National Institute of Allergy and Infectious Diseases (NIAID), National Institutes of Health (NIH), Bethesda, MD 20892, USA.
Pathog Glob Health. 2012 Aug;106(4):238-44. doi: 10.1179/2047773212Y.0000000031.
We examined the prevalence of Strongyloides stercoralis (Ss) infection in a cohort of AIDS patients from a US urban centre. We monitored our cohort for possible cases of dissemination or immune reconstitution inflammatory syndrome after antiretroviral therapy (ART) initiation.
One hundred and three HIV-infected participants were prospectively sampled from a cohort observational study of ART-naive HIV-1-infected patients with CD4 ≤100 T cells/μl. Clinical symptoms, corticosteroid therapy, eosinophilia, CD4 count, and plasma HIV-RNA were reviewed. Sera were tested by an enzyme-linked immunosorbent assay (CrAg-ELISA) to crude Ss extract or to an Ss-specific recombinant protein (NIE) and by luciferase immunoprecipitation system assay (LIPS) for Ss-specific antibodies.
Twenty-five per cent of study participants were Strongyloides seropositive by CrAg-ELISA and 62% had emigrated from Strongyloides-endemic areas. The remaining 38% of the seropositives were US born and tested negative by NIE and LIPS. CrAg-ELISA-positive participants had a median CD4 count of 22 T cells/μl and a median HIV-RNA of 4·87 log(10) copies/ml. They presented with diarrhea (27%), abdominal pain (23%), and skin manifestations (35%) that did not differ from seronegative patients. Peripheral blood eosinophilia was common among seropositive patients (prevalence of 62% compared to 29% in seronegatives, P = 0·004). Seropositive patients were treated with ivermectin. There were no cases of hyperinfection syndrome.

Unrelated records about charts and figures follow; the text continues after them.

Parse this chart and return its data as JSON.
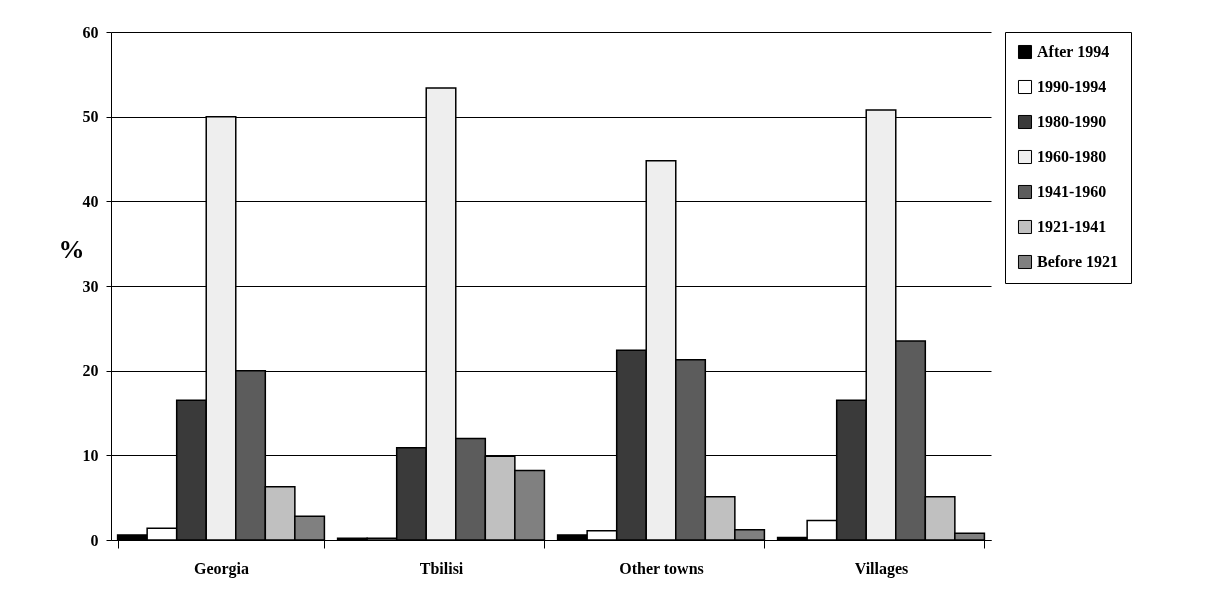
{
  "chart_data": {
    "type": "bar",
    "ylabel": "%",
    "categories": [
      "Georgia",
      "Tbilisi",
      "Other towns",
      "Villages"
    ],
    "series": [
      {
        "name": "After 1994",
        "color": "#000000",
        "values": [
          0.6,
          0.2,
          0.6,
          0.3
        ]
      },
      {
        "name": "1990-1994",
        "color": "#ffffff",
        "values": [
          1.4,
          0.2,
          1.1,
          2.3
        ]
      },
      {
        "name": "1980-1990",
        "color": "#3a3a3a",
        "values": [
          16.5,
          10.9,
          22.4,
          16.5
        ]
      },
      {
        "name": "1960-1980",
        "color": "#eeeeee",
        "values": [
          50,
          53.4,
          44.8,
          50.8
        ]
      },
      {
        "name": "1941-1960",
        "color": "#5c5c5c",
        "values": [
          20,
          12,
          21.3,
          23.5
        ]
      },
      {
        "name": "1921-1941",
        "color": "#c0c0c0",
        "values": [
          6.3,
          9.9,
          5.1,
          5.1
        ]
      },
      {
        "name": "Before 1921",
        "color": "#808080",
        "values": [
          2.8,
          8.2,
          1.2,
          0.8
        ]
      }
    ],
    "ylim": [
      0,
      60
    ],
    "yticks": [
      0,
      10,
      20,
      30,
      40,
      50,
      60
    ],
    "grid": "y",
    "legend": "right"
  }
}
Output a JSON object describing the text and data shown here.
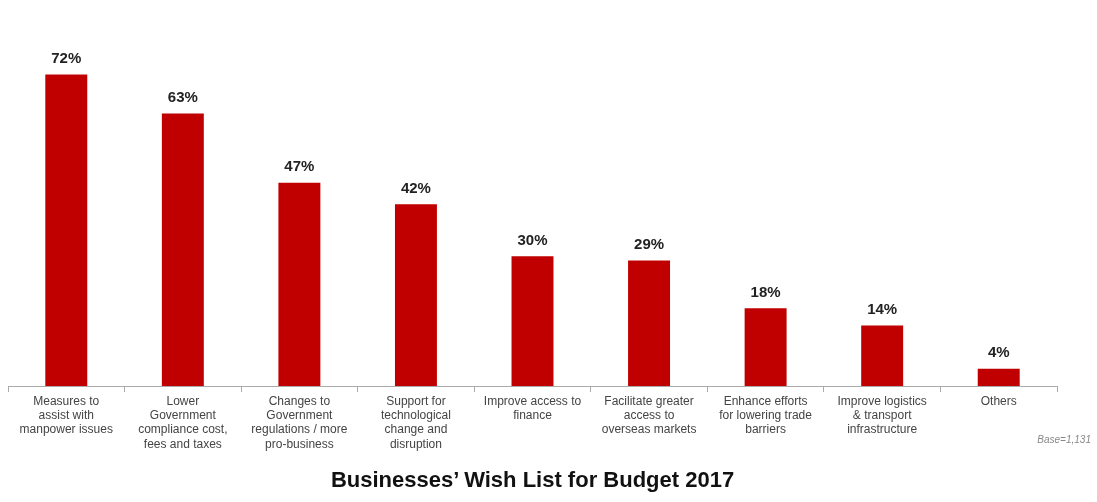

Strongyloidiasis may be prevalent in AIDS patients in the USA who emigrated from Ss-endemic countries, but serology can be inconclusive, suggesting that empiric ivermectin therapy is a reasonable approach in AIDS patients originating from Strongyloides endemic areas.
我们在美国一个城市中心的艾滋病患者队列中检查了旋毛虫(Ss)感染的流行率。我们在抗逆转录病毒治疗(ART)启动后,对我们的队列进行了可能的播散或免疫重建炎症综合征的监测。
从 CD4≤100 个 T 细胞/μl 的未接受 ART 的 HIV-1 感染患者的队列观察性研究中,前瞻性地抽取了 103 名 HIV 感染参与者。回顾了临床症状、皮质类固醇治疗、嗜酸性粒细胞增多、CD4 计数和血浆 HIV-RNA。用酶联免疫吸附试验(CrAg-ELISA)检测血清对粗 Ss 提取物或 Ss 特异性重组蛋白(NIE)的反应,并通过荧光素酶免疫沉淀系统试验(LIPS)检测 Ss 特异性抗体。
25%的研究参与者通过 CrAg-ELISA 呈旋毛虫血清阳性,62%的参与者来自旋毛虫流行地区。其余 38%的血清阳性者是在美国出生的,他们对 NIE 和 LIPS 检测呈阴性。CrAg-ELISA 阳性参与者的 CD4 计数中位数为 22 个 T 细胞/μl,HIV-RNA 中位数为 4.87 log(10)拷贝/ml。他们表现为腹泻(27%)、腹痛(23%)和皮肤表现(35%),与血清阴性患者没有区别。血清阳性患者外周血嗜酸性粒细胞增多常见(阳性患者的患病率为 62%,而血清阴性患者为 29%,P=0.004)。血清阳性患者接受伊维菌素治疗。没有发生过度感染综合征。
来自旋毛虫流行地区的美国艾滋病患者中,可能普遍存在旋毛虫病,但血清学可能不确定,这表明在来自旋毛虫流行地区的艾滋病患者中,经验性伊维菌素治疗是一种合理的方法。